In one of our meetings today, my advisor was trying to explain to me what ’embodied interaction’ means. I think it is a very interesting way of viewing people, interaction and the world around us in general.
From what I understood (and hopefully rightly so), basically the whole idea of embodiment is that we, as human beings, live in tangible forms called bodies. We need to use our limbs and other bodily features like the eyes, head, and mouth to interact, communicate and carry out tasks. And this inevitably shapes how we interact with, understand and make sense of a host of different things (objects, people, machines, the environment, society at large). We cannot (as of now at least) communicate directly through the mind and through consciousness. If we could do that, our interaction with the world would probably has been tremendously different. A more direct connection and line of understanding I would assume. Designers whose job is to figure out the mental/conceptual model of users would lose their job. But then I may be wrong too, and maybe we’ll never get to know that for sure.
Embodiment also brings attention not only to the fact that we live in bodies, but also the fact that at any point, the bodies exist in a certain place at a certain time, and not in a vacuum. This is important because any external factors present in our surroundings (again, including other people, objects, states, sounds, etc) influence or change the way we interact and create meanings. The outside world is a very complex one, which renders interactions opaque to clear interpretation and understanding.
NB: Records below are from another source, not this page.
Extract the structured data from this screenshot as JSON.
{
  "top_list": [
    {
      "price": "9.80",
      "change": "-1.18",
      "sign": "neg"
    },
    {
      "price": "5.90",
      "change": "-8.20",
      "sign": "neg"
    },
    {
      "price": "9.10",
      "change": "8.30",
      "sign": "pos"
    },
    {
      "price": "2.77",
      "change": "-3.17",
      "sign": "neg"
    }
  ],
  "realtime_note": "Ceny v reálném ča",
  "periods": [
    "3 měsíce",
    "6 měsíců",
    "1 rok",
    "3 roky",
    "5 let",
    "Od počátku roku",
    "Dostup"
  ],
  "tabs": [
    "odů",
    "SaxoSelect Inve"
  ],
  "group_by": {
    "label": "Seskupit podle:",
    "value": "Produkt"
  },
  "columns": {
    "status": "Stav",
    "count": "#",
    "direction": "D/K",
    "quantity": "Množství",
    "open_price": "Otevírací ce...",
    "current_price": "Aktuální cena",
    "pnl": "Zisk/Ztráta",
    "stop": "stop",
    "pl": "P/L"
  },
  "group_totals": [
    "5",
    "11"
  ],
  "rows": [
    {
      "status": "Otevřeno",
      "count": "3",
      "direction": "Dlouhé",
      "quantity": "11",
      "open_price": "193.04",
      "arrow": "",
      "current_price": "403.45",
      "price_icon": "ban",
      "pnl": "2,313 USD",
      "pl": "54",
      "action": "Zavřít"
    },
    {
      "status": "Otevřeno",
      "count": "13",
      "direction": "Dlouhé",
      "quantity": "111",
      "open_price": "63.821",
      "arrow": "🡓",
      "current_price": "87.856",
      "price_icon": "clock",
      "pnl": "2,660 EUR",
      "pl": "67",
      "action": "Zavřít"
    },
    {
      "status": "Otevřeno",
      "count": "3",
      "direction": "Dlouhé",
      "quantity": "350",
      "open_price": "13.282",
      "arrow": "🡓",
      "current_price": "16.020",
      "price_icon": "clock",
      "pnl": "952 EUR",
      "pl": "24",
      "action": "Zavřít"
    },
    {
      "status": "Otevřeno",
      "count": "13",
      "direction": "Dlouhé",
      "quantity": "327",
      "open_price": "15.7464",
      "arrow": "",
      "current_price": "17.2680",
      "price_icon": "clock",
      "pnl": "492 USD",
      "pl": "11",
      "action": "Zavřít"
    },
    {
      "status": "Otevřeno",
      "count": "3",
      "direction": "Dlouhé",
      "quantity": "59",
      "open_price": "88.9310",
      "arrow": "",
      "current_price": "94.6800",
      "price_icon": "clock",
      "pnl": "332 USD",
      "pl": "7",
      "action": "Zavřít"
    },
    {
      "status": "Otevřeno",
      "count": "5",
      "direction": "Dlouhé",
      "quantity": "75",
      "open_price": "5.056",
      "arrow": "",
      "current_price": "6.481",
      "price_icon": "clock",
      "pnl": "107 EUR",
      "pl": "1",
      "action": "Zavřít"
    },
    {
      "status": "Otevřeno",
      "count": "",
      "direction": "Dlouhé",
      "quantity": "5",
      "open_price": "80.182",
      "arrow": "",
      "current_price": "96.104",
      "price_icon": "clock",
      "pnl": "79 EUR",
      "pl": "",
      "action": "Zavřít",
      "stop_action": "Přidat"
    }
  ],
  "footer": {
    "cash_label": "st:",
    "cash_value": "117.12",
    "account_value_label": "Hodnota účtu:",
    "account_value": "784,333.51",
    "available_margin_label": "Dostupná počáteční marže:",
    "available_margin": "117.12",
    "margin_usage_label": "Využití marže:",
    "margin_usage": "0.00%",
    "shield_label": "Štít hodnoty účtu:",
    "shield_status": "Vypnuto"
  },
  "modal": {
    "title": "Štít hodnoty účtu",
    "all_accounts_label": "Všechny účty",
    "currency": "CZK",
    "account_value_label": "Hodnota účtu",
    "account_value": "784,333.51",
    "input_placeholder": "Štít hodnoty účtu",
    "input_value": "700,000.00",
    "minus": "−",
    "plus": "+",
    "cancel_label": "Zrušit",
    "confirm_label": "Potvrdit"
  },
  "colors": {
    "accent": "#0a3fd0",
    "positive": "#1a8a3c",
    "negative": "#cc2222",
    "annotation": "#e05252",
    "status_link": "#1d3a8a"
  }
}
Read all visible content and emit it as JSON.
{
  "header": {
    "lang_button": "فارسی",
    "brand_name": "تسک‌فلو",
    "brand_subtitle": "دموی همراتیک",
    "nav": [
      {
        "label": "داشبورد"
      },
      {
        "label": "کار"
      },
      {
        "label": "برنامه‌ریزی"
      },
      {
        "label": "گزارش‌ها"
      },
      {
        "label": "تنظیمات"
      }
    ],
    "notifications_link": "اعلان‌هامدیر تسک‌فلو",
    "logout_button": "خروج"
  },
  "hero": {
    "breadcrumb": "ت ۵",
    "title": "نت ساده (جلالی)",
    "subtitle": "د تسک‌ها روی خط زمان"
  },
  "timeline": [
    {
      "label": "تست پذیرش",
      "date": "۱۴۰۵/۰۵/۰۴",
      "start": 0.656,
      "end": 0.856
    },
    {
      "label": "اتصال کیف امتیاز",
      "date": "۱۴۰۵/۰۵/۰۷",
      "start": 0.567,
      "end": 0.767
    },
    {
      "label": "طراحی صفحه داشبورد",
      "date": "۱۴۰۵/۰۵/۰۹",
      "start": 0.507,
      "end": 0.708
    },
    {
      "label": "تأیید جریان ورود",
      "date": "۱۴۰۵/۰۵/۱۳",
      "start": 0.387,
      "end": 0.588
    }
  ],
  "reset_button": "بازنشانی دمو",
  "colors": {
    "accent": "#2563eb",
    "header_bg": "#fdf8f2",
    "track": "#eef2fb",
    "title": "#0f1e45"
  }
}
We thus have to understand at least two external layers before we can understand the interaction in its fullest form (what is its true purpose, its intended meaning, its real potential): the external body and the external world. This leads to embodied interaction being a very broad topic, presenting diverse and interesting research questions. I think much HCI research in this is directed at how to adapt or improve our interactions with the various parties through the use of technologies, given embodiment and all that it entails. These research (and I may be wrong here) seem to consider embodiment as a positive thing. It is I agree a positive thing that creates a whole new level of meaning and experience for us. But even while agreeing that it is a positive thing, I have to say that the whole concept brings to me a certain sadness. The reason is that it makes you realize that despite embodiment, in the end we are all inevitably alone. Each of our minds are separate entities, with no hope of ever connecting. For example we can never ever be sure that the other person in front of us has understood exactly (and I mean, exactly) what you meant, even though he may explain it back to you again in his/her own words. Being embodied beings sure help us to bridge this gap by allowing for gestures, words, manipulation of objects, movement, eye gaze, touch, etc. But still, whatever the number of gestures you do, however you touch, whatever the amount or kind of words you say, the mind, which includes ideas, thoughts, emotions, feelings, is a lone ranger. I think this idea has been recognized in some branch of psychology before but I’m not sure which one or where. I’ll dig it up and post back again.
Ok, enough with the depressing stuff. I have enough depressing thoughts these days to lament further on that. Another thing which I realized following the discussion with my advisor is that embodiment is actually very related to what I want to research on, that is the performing arts. In fact, if I may say so, performing arts is all about embodiment. It’s about how to use the body to communicate, to express your mind, to interact. Yes I know, this is a pretty obvious statement and has surely been acknowledged in all arts research (performing arts research, the relatively few that exist, not necessarily visual arts). And I guess I have known this all along too but though I’ve been thinking about this for a long time, the extent to which embodied interaction and performing arts are intricately meshed together has only just hit me. Maybe I’m just dumb or something “-_-. In any case, I’m hoping to be able to get started reading a book called ‘Bodies in code’ by Mark Hansen and another one called ‘Telematic embrace’ by Roy Ascott soon. I trust that they will shine light on my embroiled and confused thoughts.